The crazy thing is that the elements that worked well in The Amazing Spider-Man still work here. Heck, if anything, they’re even better. Garfield and Stone are magnetic, the pair generating sparks even when they’re just speaking to one another over a phone. Additionally, Webb’s confidence as far as staging action scenes has improved substantially, an early showcase with our hero battling various Russian mobsters (including an unintelligibly belligerent Paul Giamatti) suitably spectacular. The initial battle with Electro in Times Square is also excellent, the director doing a fine job of setting the scene making the resulting chaos and mayhem crackle with excitement. There’s even an air of tragedy hovering over the climax that’s more affecting than I thought it would be, making a heroic resurrection moderately more successful than it otherwise would have been.
And yet, the film as a whole is still nothing short of a disaster. Harry is an insufferable prig right from the get-go, the talented DeHaan unable to do anything to change that. As for Electro, his motivations might be more plausible than the villain’s in the last episode were (no one is trying to change an entire city into lizards) but that doesn’t make them any less absurd. He desires to stomp Spider-Man under his foot are vague at best. More than that, he’s just not interesting, and while Foxx does what he can there’s just not enough complexity to make his transformation from disgruntled, overlooked tech wiz into an electromagnetic force of evil matter in the ways it potentially could have.
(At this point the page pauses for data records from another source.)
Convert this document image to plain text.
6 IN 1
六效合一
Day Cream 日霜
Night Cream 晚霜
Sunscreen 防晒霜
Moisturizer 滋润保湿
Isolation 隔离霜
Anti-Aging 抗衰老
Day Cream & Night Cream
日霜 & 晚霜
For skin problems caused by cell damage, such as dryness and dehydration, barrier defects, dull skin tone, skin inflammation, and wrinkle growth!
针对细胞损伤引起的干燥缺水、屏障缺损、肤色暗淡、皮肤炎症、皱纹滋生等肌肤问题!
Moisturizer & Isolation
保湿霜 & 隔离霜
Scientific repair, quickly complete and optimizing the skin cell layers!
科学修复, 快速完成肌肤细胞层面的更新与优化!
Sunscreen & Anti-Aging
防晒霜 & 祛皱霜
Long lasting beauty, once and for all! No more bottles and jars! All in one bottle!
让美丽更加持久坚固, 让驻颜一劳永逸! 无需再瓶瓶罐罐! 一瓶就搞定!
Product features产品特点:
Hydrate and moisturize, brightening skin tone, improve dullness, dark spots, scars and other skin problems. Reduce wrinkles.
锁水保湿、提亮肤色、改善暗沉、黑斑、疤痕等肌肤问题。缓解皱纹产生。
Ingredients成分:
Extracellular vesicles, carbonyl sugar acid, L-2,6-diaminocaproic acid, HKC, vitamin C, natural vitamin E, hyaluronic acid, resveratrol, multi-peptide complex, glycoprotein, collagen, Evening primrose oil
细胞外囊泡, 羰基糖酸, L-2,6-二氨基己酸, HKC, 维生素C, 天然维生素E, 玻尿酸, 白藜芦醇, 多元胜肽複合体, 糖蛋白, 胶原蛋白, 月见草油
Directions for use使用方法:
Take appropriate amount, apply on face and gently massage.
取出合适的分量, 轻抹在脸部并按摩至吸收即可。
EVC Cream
That’s what The Amazing Spider-Man 2 does best, waste inherent potential. It’s got a great actor as the main character; does almost nothing with him. Has a wonderful actress as the female lead; gives her embarrassingly little to do. Casts two great stars – one up and coming, the other a bona fide Oscar-winner – as the bad guys; gives them precious little of substance to do. Little works and even less matters, even the attempt at world-building in hopes of giving things a grandiosity on the scale of The Avengers failing to be intriguingly developed, the final portions crashing to earth with a resounding thud that echoed throughout the theater. As already stated, this is a bad movie, and as summer’s initial tentpole out of the gate it gets the ignominious tag of also being its first, and potentially biggest, disappointment.